2. Application development framework
The AI algorithm warehouse is mainly used to effectively train the data models in the data platform. Model training mainly includes three progressive development modes: high, medium and low.
Advanced mode: The training model in this AI algorithm warehouse is complex and requires more AI computing power for weight detection, key point detection, image semantic segmentation, graphic skeleton extraction, etc.;
Low-level mode: Algorithm warehouses are all standardized models, such as the recognition of standard parts such as seat belts and seat recognition. This type of recognition process is a standardized recognition process, which does not even include floating point operations and is all integers. Computing, the algorithm consumes little computing power and is highly efficient;
Intermediate mode: The complexity of the algorithm warehouse is average, with many categories. Multi-model combinations are embedded for classification, which can realize the recognition of basic driver operation processes such as smoking and making phone calls. It should be noted that this model has higher requirements for capacity building of the development team.
3. Application integration framework
The application integration framework platform includes the use of AI application development middleware integration model framework to build communication and underlying components. The development and integration process includes model conversion (i.e. floating point to fixed point) and compilation to generate a standardized model, and then load the model and configuration (the configuration can be placed in a fixed place); define input and output: write process code (including processing logic) , receiving function framework, defining message types (automatic deserialization and serialization), releasing software and other processes.
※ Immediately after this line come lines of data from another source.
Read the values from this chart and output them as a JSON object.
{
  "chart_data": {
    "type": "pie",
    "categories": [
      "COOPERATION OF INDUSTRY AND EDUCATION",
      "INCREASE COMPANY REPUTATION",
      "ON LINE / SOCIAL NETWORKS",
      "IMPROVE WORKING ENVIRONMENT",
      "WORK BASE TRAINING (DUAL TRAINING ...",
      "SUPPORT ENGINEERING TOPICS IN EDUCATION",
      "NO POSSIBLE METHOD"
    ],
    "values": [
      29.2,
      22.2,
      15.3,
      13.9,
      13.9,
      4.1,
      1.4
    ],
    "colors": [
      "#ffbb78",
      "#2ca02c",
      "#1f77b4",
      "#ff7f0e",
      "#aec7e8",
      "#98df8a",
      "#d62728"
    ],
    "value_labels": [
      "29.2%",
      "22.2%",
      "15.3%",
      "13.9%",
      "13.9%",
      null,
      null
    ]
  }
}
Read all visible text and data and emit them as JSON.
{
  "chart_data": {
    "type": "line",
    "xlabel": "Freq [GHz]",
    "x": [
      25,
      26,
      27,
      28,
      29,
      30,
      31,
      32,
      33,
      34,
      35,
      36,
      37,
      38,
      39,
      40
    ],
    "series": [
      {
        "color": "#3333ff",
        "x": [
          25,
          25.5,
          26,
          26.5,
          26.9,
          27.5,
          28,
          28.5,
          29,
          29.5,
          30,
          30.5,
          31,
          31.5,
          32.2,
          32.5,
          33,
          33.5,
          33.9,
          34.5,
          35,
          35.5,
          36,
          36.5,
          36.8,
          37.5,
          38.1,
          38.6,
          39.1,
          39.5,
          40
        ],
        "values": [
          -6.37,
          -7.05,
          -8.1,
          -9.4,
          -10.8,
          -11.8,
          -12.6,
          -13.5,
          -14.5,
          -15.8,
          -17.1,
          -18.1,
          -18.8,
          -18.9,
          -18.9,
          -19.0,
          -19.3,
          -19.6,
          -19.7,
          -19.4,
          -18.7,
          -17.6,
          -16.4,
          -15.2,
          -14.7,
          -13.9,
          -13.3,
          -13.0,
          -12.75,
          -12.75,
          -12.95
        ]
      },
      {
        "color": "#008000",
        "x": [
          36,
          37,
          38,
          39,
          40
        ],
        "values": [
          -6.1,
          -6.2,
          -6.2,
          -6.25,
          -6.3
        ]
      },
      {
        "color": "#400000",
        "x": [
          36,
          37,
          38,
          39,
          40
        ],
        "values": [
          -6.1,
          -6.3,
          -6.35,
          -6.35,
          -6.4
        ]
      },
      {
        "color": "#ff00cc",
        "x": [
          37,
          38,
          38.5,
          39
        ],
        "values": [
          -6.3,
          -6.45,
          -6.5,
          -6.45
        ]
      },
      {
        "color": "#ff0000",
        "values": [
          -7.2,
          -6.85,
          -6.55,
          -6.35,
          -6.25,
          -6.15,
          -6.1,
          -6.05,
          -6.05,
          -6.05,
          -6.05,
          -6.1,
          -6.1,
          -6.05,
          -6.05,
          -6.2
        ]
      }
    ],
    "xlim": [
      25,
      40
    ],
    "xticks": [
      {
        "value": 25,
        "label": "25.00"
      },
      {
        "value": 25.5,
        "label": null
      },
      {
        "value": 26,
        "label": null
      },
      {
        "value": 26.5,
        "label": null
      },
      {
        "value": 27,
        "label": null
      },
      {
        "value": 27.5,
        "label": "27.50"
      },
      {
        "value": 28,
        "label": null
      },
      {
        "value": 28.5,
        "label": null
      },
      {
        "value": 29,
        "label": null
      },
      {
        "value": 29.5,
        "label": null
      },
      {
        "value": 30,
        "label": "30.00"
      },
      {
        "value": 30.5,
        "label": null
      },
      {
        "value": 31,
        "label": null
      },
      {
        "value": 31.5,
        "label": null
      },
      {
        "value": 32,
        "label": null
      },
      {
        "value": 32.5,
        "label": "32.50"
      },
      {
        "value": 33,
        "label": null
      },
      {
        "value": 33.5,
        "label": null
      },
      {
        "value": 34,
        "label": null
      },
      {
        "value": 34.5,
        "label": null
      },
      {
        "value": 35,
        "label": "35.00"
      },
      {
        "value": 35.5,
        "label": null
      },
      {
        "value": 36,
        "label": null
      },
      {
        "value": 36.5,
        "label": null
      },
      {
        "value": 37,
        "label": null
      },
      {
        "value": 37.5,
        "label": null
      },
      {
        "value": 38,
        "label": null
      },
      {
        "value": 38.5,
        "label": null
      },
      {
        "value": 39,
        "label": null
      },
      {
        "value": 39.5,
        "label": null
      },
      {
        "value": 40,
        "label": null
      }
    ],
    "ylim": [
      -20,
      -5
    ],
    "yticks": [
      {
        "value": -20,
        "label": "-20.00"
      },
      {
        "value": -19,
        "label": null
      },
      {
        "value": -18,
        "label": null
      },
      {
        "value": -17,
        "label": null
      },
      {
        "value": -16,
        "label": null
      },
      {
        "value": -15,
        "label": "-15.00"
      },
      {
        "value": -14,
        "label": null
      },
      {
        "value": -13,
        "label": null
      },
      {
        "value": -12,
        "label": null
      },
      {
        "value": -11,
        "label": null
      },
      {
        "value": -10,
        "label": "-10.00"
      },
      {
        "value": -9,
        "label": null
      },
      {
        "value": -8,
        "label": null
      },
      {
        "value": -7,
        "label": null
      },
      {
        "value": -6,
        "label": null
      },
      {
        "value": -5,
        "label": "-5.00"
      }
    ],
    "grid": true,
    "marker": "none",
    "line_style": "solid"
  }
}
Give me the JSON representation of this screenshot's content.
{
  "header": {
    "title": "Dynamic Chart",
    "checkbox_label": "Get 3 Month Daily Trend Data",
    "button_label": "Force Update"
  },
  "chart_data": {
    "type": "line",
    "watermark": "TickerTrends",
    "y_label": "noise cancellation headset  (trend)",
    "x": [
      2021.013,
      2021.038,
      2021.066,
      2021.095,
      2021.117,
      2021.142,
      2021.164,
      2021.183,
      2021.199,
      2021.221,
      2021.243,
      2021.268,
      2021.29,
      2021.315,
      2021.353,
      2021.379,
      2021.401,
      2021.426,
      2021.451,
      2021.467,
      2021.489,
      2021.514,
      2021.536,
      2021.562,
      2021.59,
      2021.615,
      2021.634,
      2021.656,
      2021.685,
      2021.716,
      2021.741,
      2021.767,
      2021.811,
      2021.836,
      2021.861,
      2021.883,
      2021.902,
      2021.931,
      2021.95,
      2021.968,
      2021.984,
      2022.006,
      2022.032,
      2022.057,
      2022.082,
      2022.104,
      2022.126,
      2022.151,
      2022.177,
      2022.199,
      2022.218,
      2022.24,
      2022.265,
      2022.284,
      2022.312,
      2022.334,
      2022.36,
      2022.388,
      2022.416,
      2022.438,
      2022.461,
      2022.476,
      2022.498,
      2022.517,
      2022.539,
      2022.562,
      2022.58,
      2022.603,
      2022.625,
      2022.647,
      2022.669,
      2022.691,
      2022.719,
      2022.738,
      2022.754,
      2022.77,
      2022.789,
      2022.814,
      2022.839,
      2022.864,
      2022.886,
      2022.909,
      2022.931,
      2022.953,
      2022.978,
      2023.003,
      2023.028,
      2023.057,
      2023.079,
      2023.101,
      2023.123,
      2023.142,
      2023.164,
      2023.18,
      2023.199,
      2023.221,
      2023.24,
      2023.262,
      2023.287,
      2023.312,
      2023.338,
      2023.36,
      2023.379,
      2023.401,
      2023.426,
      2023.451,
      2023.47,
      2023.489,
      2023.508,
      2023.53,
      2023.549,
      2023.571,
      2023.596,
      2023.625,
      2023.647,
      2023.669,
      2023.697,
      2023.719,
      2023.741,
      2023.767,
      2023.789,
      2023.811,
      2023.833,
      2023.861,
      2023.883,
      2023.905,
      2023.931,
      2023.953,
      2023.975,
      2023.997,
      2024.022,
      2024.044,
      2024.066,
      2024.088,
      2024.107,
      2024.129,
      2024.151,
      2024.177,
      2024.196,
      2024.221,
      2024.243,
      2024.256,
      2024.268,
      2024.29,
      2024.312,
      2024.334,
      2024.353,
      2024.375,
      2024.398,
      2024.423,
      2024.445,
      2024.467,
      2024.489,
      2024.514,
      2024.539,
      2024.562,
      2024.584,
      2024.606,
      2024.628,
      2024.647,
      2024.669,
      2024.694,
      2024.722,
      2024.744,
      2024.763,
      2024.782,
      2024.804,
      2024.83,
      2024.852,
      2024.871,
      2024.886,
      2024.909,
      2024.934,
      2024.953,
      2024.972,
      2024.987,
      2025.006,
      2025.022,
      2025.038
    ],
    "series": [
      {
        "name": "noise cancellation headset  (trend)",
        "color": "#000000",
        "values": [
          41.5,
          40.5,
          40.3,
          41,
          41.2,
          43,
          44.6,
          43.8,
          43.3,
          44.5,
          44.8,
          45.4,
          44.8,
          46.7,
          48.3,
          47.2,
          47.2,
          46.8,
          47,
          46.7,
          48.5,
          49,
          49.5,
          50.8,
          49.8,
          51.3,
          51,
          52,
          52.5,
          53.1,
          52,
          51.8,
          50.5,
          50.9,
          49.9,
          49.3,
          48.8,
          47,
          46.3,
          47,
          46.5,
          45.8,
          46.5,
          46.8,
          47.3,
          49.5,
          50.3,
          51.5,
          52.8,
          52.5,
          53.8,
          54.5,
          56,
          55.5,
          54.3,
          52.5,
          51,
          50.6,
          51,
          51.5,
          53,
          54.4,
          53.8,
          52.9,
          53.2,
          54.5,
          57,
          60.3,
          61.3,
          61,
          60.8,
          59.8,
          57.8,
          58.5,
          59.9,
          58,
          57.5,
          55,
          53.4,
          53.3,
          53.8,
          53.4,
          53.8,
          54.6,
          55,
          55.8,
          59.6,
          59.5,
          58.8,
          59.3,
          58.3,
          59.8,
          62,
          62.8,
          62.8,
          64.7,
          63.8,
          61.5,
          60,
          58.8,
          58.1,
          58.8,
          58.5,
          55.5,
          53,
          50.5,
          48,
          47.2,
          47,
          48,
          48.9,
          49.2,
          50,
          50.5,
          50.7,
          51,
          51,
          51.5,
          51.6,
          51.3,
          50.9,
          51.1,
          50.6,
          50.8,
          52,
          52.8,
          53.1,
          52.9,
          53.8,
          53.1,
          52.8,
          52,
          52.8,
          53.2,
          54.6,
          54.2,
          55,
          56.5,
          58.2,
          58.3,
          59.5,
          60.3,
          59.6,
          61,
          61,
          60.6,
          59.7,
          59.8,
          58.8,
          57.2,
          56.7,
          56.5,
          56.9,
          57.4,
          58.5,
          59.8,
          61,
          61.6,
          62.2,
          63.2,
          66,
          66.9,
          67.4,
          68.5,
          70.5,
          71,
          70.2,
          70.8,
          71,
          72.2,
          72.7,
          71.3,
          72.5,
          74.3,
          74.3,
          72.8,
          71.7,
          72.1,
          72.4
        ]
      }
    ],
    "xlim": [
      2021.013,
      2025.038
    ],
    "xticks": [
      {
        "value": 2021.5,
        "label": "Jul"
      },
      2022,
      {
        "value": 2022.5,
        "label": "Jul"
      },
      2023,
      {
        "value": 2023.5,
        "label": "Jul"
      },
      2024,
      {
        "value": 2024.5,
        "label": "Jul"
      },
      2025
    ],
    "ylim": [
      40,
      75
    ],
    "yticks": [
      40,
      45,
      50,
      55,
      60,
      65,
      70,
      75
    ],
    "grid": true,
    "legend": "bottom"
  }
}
Subsequently, the .so file can be compiled and loaded into the perception pipeline.
The other parts above can be standardized, and you only need to focus on the process part.
Summarize
This article describes in detail the development architecture and development process of the new smart cockpit. The development of cockpit architecture technology will not always be limited to the cockpit domain, but is also applicable to the smart driving domain. Currently, the cockpit domain controller usually participates in the control of the body domain, such as controlling air conditioning, doors, windows, etc. The next generation of smart cockpit products will be more involved in the control of the power & chassis domain, such as changing the vehicle's shift lights and pulling on the electronic handbrake through voice control. Of course, this type of operation has higher security requirements. As autonomous driving systems continue to integrate the power domain and chassis domain, and the popularity of service-oriented architecture (SOA) in vehicles, complex driving behaviors may be abstracted into individualized driving services. By improving its functional safety level, the smart cockpit domain controller can directly call the driving service of the autonomous driving domain to control the driving of the vehicle, forming a new situation of human-machine co-driving.
After the safety upgrade of the system architecture, software and hardware of the cockpit domain system, the development of the cockpit will make up for the last shortcoming of "driving control" and move towards an "all-round intelligent cockpit". As the technology gradually matures, it may lead to further concentration of hardware architecture, accelerate the integration of the driving domain and the cockpit domain, and eventually form an on-board central computer.